Assisto com muito pesar, pessoas do meu meio familiar e entre amigos que passam por problemas muito complicados de saúde, seja no âmbito físisco ou emocional. Cá entre nós, sou uma das que acreditam profundamente que todas as enfermidades começam no campo emocional, isso tem se tornado cada vez mais claro para mim: as emoções são as pricipais responsáveis pelas doenças.

Geralmente as pessoas mais debilitadas fisicamente que conheço são também muito debilitadas em sua parte emocional, são complicadas, confusas, repletas de traumas e complexos. Em muitas delas notei tristezas profundas relacionadas a acontecimentos do passado. Certa vez conheci Anna, uma pessoa que havia sido vitima de um acidente vascular cerebral, uma moça de apenas 21 anos. Ela passava a maior parte do seu tempo deitada numa cama, havia perdido os movimentos da cintura para baixo, mas possuía seu raciocínio normal, falava bem, enxergava e ouvia perfeitamente, na presença de estranhos ela se mostrava dócil, meiga e até divertida, adorava quando as pessoas a bajulavam e faziam suas vontades, mas quando estava apenas com as pessoas da família, principalmente os seus tratadores, era rude, grosseira e reclamona. Por um tempo fiquei pensando porque ela se comportava daquele jeito, fui conversar com os familiares dela e obtive algumas respostas interessantes.

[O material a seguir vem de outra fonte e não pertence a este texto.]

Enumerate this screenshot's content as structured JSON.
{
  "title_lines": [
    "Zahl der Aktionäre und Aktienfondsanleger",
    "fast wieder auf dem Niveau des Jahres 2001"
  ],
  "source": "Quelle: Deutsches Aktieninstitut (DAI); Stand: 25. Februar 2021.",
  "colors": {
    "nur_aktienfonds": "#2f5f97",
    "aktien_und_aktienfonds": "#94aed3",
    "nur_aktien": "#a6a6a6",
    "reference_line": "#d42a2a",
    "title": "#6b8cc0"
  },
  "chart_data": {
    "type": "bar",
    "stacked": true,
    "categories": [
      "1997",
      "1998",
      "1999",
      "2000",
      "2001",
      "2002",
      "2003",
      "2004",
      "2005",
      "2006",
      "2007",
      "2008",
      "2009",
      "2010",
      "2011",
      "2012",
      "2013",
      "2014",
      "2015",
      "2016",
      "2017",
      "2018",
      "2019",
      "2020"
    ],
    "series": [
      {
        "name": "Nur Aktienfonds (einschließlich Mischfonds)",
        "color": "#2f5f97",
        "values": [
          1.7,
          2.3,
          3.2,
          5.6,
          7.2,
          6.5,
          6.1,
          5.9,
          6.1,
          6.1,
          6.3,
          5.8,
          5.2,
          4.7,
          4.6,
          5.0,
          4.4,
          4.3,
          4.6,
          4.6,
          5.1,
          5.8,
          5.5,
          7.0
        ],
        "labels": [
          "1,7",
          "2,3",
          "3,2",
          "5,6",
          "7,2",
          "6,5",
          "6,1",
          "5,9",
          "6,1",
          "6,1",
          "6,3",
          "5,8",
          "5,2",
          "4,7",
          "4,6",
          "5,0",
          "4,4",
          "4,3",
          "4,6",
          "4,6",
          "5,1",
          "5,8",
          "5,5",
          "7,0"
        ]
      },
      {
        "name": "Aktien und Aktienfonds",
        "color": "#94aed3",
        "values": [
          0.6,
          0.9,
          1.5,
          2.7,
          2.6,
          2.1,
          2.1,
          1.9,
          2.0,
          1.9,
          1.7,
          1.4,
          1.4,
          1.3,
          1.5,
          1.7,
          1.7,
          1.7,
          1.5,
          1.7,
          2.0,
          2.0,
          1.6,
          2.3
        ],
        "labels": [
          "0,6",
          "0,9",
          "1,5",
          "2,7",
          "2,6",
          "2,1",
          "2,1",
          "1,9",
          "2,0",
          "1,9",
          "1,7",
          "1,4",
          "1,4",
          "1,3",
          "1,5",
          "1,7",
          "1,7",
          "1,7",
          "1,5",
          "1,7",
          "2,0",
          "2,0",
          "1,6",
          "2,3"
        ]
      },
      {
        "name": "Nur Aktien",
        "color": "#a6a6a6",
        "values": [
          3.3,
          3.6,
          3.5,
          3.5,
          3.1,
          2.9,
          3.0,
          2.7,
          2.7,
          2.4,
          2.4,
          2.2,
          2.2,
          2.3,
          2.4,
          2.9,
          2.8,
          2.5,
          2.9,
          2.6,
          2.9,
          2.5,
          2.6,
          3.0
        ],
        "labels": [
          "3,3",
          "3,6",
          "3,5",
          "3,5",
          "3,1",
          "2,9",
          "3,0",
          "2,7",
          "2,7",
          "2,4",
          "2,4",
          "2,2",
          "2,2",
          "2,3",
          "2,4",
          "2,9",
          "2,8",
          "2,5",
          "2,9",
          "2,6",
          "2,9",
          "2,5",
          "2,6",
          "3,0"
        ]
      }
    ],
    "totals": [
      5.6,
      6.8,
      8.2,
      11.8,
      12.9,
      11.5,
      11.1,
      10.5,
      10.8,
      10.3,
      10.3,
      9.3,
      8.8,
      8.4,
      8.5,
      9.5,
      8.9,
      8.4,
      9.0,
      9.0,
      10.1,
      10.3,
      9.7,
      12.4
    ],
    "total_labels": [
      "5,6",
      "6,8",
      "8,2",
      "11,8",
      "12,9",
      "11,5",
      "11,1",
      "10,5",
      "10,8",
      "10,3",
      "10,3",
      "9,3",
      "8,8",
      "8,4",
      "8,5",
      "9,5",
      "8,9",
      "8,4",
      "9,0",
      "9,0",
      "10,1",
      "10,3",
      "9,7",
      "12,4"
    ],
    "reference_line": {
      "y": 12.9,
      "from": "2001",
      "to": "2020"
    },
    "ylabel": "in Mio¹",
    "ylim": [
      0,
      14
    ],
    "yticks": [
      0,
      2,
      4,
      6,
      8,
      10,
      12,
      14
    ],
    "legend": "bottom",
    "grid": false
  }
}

Me disseram que Anna, desde pequenina era extremamente preocupada com tudo que a cercava. Rígida demais com ela mesma e com as pessoas que a rodeava. Tinha horário para tudo e não se atrasava nunca! Quando isso acontecia ficava profundamente perturbada, nervosa ao ponto de ter crises de choro que empipocavam seu rosto de pintas vermelhas. Se fosse contrariada ou se tivesse suas expectativas frustradas já era motivo para ter fortíssimas dores de cabeça.

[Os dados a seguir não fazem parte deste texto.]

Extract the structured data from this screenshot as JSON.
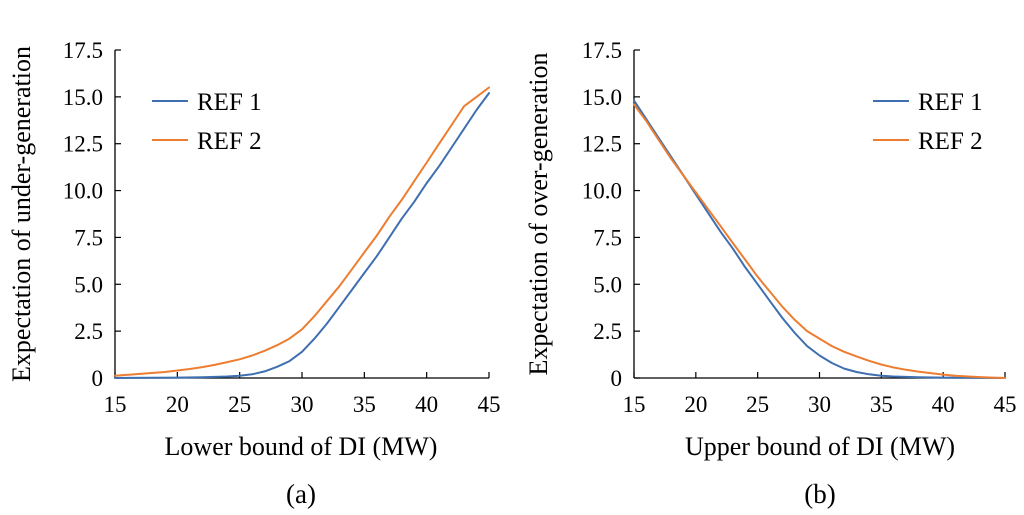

Outro detalhe da personalidade de Anna é que ela detestava ficar sem ter o que fazer, não suportava ficar parada e constantemente exigia dos pais e parentes que a levassem para fazer cursos de balet, piano, inglês… enfim qualquer coisa que a fizesse pensar. Anna se apaixonou, namorou, mas o rapaz terminou com ela enquanto ela ainda estava completamente apaixonada, ela sofreu muito, tanto que dois meses depois sofreu o AVC.

Finalmente estava mais do que explicado para mim, Anna estava naquela situação por conta do seu emocional completamente instável e desestruturado. Um exemplo nítido de como as emoções interferem no nosso corpo.

O segredo da boa saúde está na nossa mente, na nossa capacidade de lidar com os problemas, na nossa desenvoltura em sair de situações difíceis sem abalos, na plasticidade das atitudes. Devemos viver a vida de maneira que ela nos alegre e não nos impondo normas rígidas. Ninguém está livre de decepões e fracassos, mas estar livre de auto-punição e resistência é escolha nossa!

Entendo porque tenho uma boa saúde, sou cuca fresca!